Granted, some of these are more “marked” than others, though I think price has decrease markedly for equivalent items across all of them. And the value of a diversity of offerings is easy to underestimate.
I’ve said this before, but one of the benefits of UBI is not making this determination. Giving everyone the UBI and increases taxes to offset the difference is more efficient.
You open with speculation, I always try to avoid that when discussing AI, it takes far too much for granted. There’s a difference between a “possibility” and a “certainty”. I don’t consider either AGI or ASI to be certainties, so I don’t factor them in. I think we should be very wary of placing AI on a pedestal above ourselves, and attributing qualities to it that don’t currently exist, and might never exist, it is completely unknown at this stage.
I think you are vastly oversimplifying that. Our imaginative output is not constrained by previous knowledge, and is not just a “remix” of previous experience. I’ll agree with the “randomness”, but as you well know, computers are not capable of producing randomness, just a facsimile of it, whereas humans are. Many human works can be pointed to that AI just couldn’t have come up with, as it would not have the data in it’s “soup” to do so. We don’t just rehash the old to come up with the completely new, we are capable of making leaps of imagination that AI is clearly not, and we possess inherent qualities to allow that to happen. We don’t even understand fully what those qualities are, so how can they be simulated via AI?
It’s the “thinking for you” aspect that I find worrying. AI is a great tool for checking / critiquing logic and reasoning, but it shouldn’t be the originator of those things, and I find when it is left to do such things as tasks, it often fails due to false assumptions. If we can’t solve a problem without “asking the AI”, then we are in big trouble, that’s my impression.

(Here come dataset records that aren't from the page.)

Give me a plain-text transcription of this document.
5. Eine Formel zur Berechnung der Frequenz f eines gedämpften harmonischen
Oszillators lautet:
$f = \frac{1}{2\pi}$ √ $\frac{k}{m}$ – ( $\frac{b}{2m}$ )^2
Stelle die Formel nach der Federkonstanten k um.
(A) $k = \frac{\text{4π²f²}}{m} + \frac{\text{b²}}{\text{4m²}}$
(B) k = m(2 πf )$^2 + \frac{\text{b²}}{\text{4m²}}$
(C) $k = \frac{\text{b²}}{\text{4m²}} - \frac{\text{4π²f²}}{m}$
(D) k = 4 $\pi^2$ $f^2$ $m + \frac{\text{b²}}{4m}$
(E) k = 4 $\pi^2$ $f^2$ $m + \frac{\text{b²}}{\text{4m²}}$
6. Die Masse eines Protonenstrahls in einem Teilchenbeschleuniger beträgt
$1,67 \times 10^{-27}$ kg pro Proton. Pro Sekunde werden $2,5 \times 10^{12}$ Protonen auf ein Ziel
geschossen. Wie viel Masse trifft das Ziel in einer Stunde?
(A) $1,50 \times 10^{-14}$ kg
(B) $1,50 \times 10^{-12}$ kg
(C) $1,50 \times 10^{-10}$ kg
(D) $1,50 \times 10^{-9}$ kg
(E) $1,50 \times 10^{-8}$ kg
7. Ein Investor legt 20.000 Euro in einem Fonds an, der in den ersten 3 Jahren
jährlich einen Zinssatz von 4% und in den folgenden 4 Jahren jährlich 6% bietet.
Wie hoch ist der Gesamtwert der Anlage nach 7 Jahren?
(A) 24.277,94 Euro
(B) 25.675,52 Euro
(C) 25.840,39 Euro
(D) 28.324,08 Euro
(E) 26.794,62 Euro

Thank you, that is very interesting. When I ask about the data-centres, it’s out of legitimate curiosity, it still doesn’t feel like a very long-term or resilient solution, although I agree that under the circumstances it’s more efficient.
OK, this is probably to be taken less seriously, it was certainly presented as so, but when I say “markedly improved”, what I mean is in a “quality of life” way. What I’m thinking of is things I could use just fine without pining for the modern equivalents..
It’s a fair cop. I haven’t looked at the data, I’ve just always thought there was something “fucky” about the whole thing, and I should probably shut up about it until I do know more. What I said sounds like what someone would say on X, so thanks for the course correction.
Sorry about simply posting a video, but I think it’s very relevant to the topic:
A virtual influencer / companion creator who grew a conscience..
“My impulse is to choose something real and flawed, over something synthetic and perfect. If you come across that impulse in yourself, then please, protect it. Your new best friend is perfect, and you deserve so much worse than that.”